Since at the very least the release of Dell XPS 13 we can have "just-works" machines that run Linux.

Also, specially for developers, the amount of software tools that have better performance and UX on linux is incredible. Homebrew is a clunky mess compared to any other package manager. I've worked with devs who refused to run docker on their machines because they said they battery got destroyed. Unless you work with iOS development there is no real, practical advantage in using MacOS for work.

[–] [email protected] 2 points 1 year ago* (last edited 1 year ago)

Since at the very least the release of Dell XPS 13 we can have “just-works” machines that run Linux.

Uh. No. I love Linux, use it every day, but you need to know what you're doing.

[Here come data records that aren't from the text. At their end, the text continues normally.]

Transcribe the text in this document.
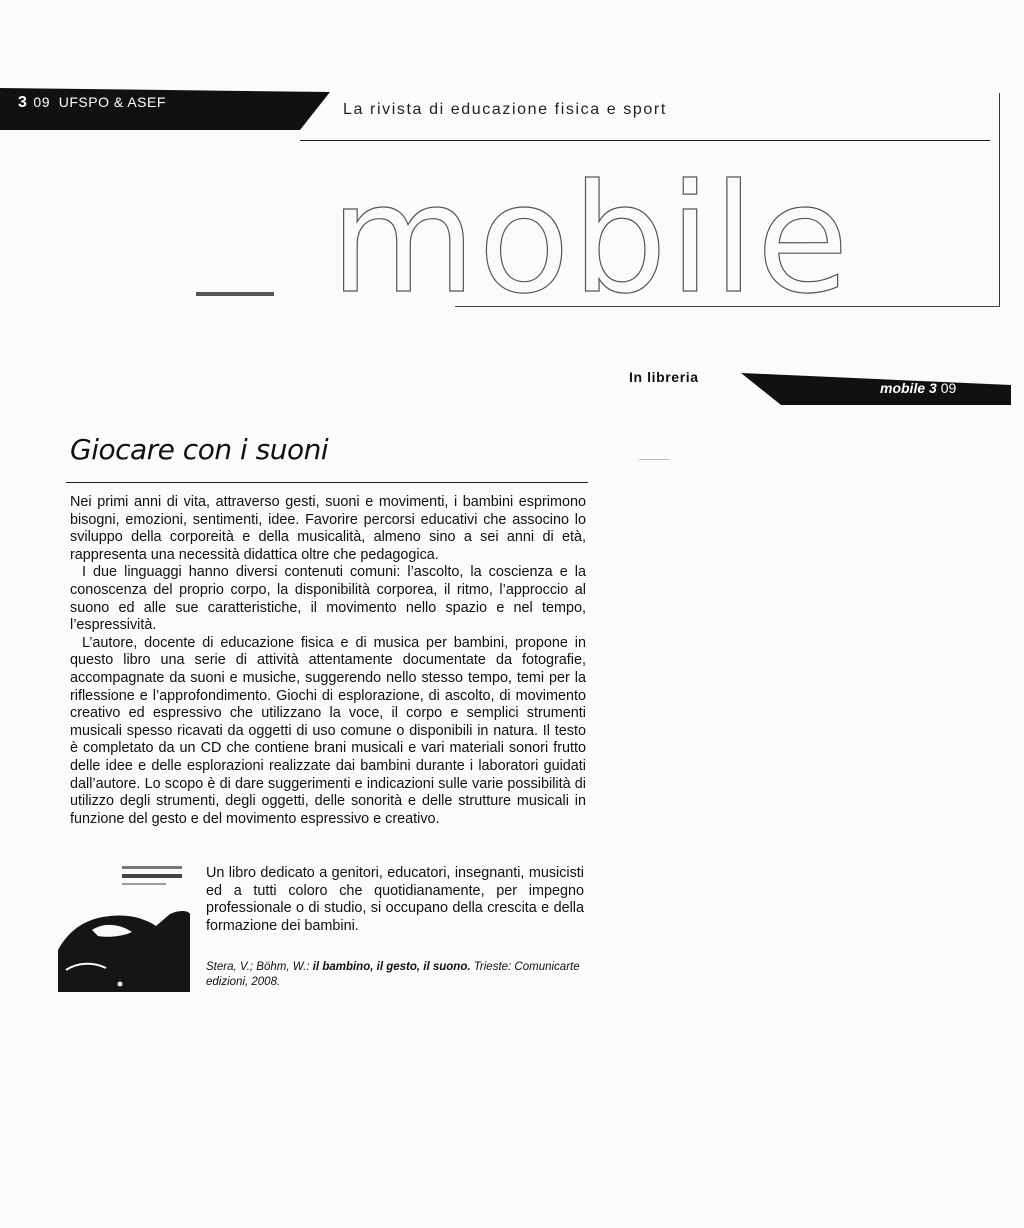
3 09 UFSPO & ASEF	La rivista di educazione fisica e sport
mobile
In libreria
mobile 3 09
Giocare con i suoni

Nei primi anni di vita, attraverso gesti, suoni e movimenti, i bambini esprimono bisogni, emozioni, sentimenti, idee. Favorire percorsi educativi che associno lo sviluppo della corporeità e della musicalità, almeno sino a sei anni di età, rappresenta una necessità didattica oltre che pedagogica.

I due linguaggi hanno diversi contenuti comuni: l’ascolto, la coscienza e la conoscenza del proprio corpo, la disponibilità corporea, il ritmo, l’approccio al suono ed alle sue caratteristiche, il movimento nello spazio e nel tempo, l’espressività.

L’autore, docente di educazione fisica e di musica per bambini, propone in questo libro una serie di attività attentamente documentate da fotografie, accompagnate da suoni e musiche, suggerendo nello stesso tempo, temi per la riflessione e l’approfondimento. Giochi di esplorazione, di ascolto, di movimento creativo ed espressivo che utilizzano la voce, il corpo e semplici strumenti musicali spesso ricavati da oggetti di uso comune o disponibili in natura. Il testo è completato da un CD che contiene brani musicali e vari materiali sonori frutto delle idee e delle esplorazioni realizzate dai bambini durante i laboratori guidati dall’autore. Lo scopo è di dare suggerimenti e indicazioni sulle varie possibilità di utilizzo degli strumenti, degli oggetti, delle sonorità e delle strutture musicali in funzione del gesto e del movimento espressivo e creativo.

Un libro dedicato a genitori, educatori, insegnanti, musicisti ed a tutti coloro che quotidianamente, per impegno professionale o di studio, si occupano della crescita e della formazione dei bambini.
Stera, V.; Böhm, W.: il bambino, il gesto, il suono. Trieste: Comunicarte edizioni, 2008.
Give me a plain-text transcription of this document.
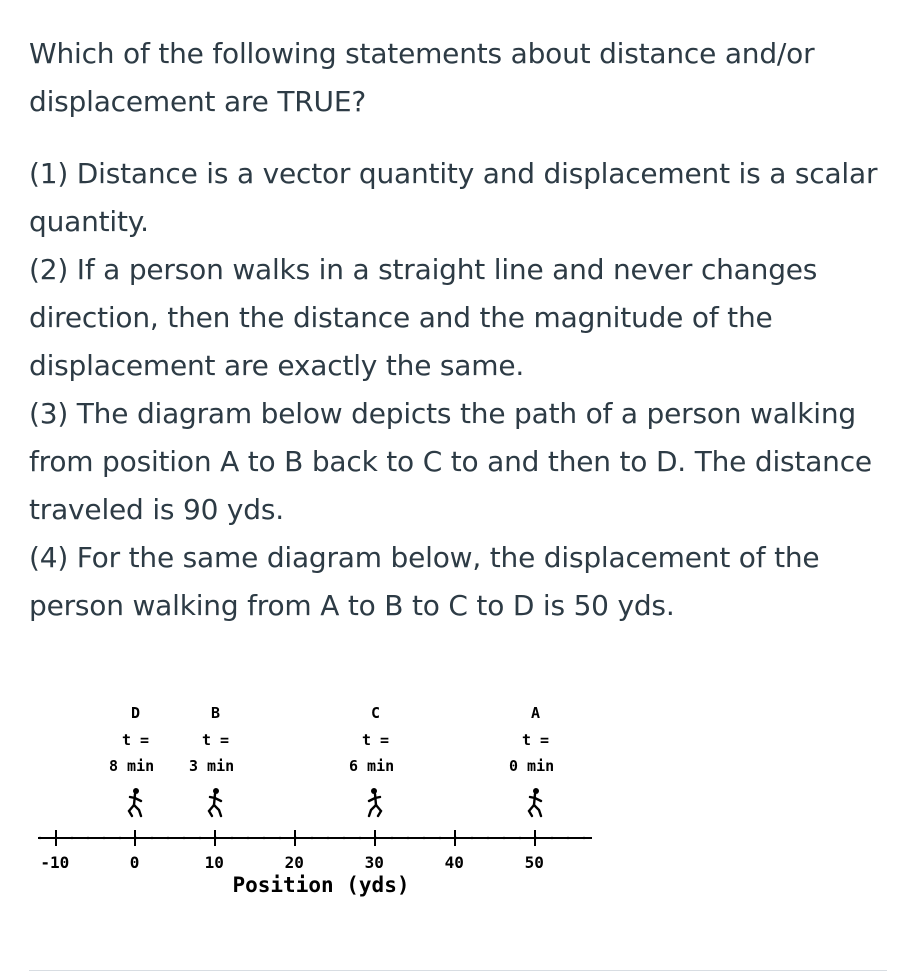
Which of the following statements about distance and/or displacement are TRUE?

(1) Distance is a vector quantity and displacement is a scalar quantity.

(2) If a person walks in a straight line and never changes direction, then the distance and the magnitude of the displacement are exactly the same.

(3) The diagram below depicts the path of a person walking from position A to B back to C to and then to D. The distance traveled is 90 yds.

(4) For the same diagram below, the displacement of the person walking from A to B to C to D is 50 yds.

Position (yds)
-10	0	10	20	30	40	50
D
t =
8 min
B
t =
3 min
C
t =
6 min
A
t =
0 min
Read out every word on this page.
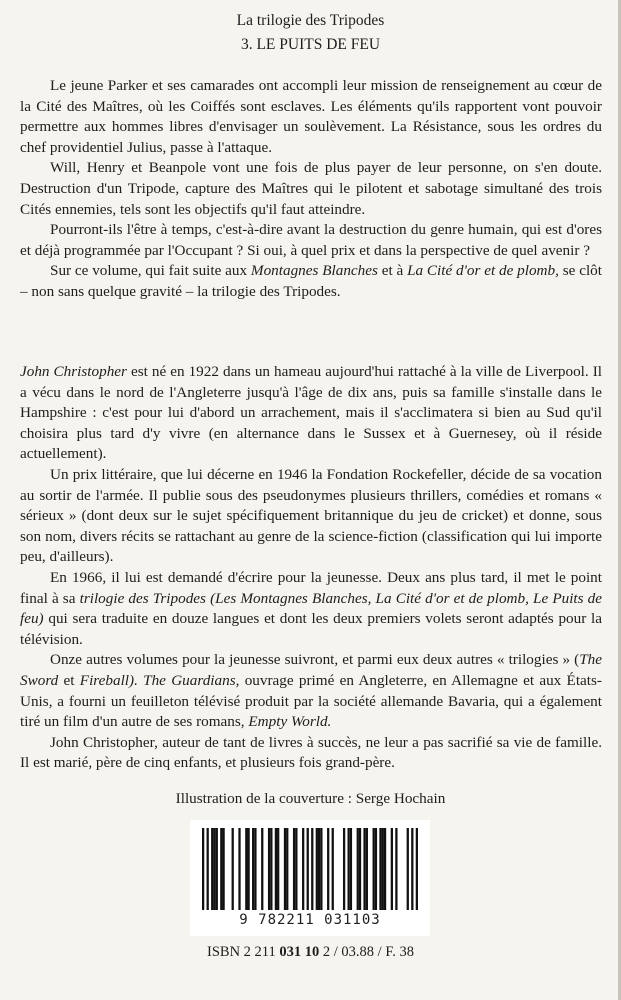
La trilogie des Tripodes
3. LE PUITS DE FEU

Le jeune Parker et ses camarades ont accompli leur mission de renseignement au cœur de la Cité des Maîtres, où les Coiffés sont esclaves. Les éléments qu'ils rapportent vont pouvoir permettre aux hommes libres d'envisager un soulèvement. La Résistance, sous les ordres du chef providentiel Julius, passe à l'attaque.

Will, Henry et Beanpole vont une fois de plus payer de leur personne, on s'en doute. Destruction d'un Tripode, capture des Maîtres qui le pilotent et sabotage simultané des trois Cités ennemies, tels sont les objectifs qu'il faut atteindre.

Pourront-ils l'être à temps, c'est-à-dire avant la destruction du genre humain, qui est d'ores et déjà programmée par l'Occupant ? Si oui, à quel prix et dans la perspective de quel avenir ?

Sur ce volume, qui fait suite aux Montagnes Blanches et à La Cité d'or et de plomb, se clôt – non sans quelque gravité – la trilogie des Tripodes.

John Christopher est né en 1922 dans un hameau aujourd'hui rattaché à la ville de Liverpool. Il a vécu dans le nord de l'Angleterre jusqu'à l'âge de dix ans, puis sa famille s'installe dans le Hampshire : c'est pour lui d'abord un arrachement, mais il s'acclimatera si bien au Sud qu'il choisira plus tard d'y vivre (en alternance dans le Sussex et à Guernesey, où il réside actuellement).

Un prix littéraire, que lui décerne en 1946 la Fondation Rockefeller, décide de sa vocation au sortir de l'armée. Il publie sous des pseudonymes plusieurs thrillers, comédies et romans « sérieux » (dont deux sur le sujet spécifiquement britannique du jeu de cricket) et donne, sous son nom, divers récits se rattachant au genre de la science-fiction (classification qui lui importe peu, d'ailleurs).

En 1966, il lui est demandé d'écrire pour la jeunesse. Deux ans plus tard, il met le point final à sa trilogie des Tripodes (Les Montagnes Blanches, La Cité d'or et de plomb, Le Puits de feu) qui sera traduite en douze langues et dont les deux premiers volets seront adaptés pour la télévision.

Onze autres volumes pour la jeunesse suivront, et parmi eux deux autres « trilogies » (The Sword et Fireball). The Guardians, ouvrage primé en Angleterre, en Allemagne et aux États-Unis, a fourni un feuilleton télévisé produit par la société allemande Bavaria, qui a également tiré un film d'un autre de ses romans, Empty World.

John Christopher, auteur de tant de livres à succès, ne leur a pas sacrifié sa vie de famille. Il est marié, père de cinq enfants, et plusieurs fois grand-père.

Illustration de la couverture : Serge Hochain
9 782211 031103
ISBN 2 211 031 10 2 / 03.88 / F. 38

I’ve worked with devs who refused to run docker on their machines because they said they battery got destroyed

How much power a docker container uses depends on the container. Obviously if the container pegs all eight CPU cores at 100% utilisation then yeah - battery life is going to suck. But with commonplace server side software running in the container I'm able to keep docker running all the time on my Mac and get about 18 hours on battery... and that's with a battery quite a bit smaller (therefore lighter) than the battery in the XPS-13.

Unless you work with iOS development there is no real, practical advantage

I have done iOS development in the past, but these days all of the software I write is for Linux. I think a Mac is the best way to develop Linux software - the Mac window manager is so much better than Gnome or KDE and it has really nice integration with other hardware (for example I'm typing this on a keyboard connected to my desktop Mac, but have the browser window open on a screen connected to my laptop Mac... you can do that on Linux, but it's just two clicks to enable it on a Mac and requires installing/configuring/troubleshooting third party software on Linux)

I have Linux installed on my Mac - and it works perfectly... if it was better I would be using it.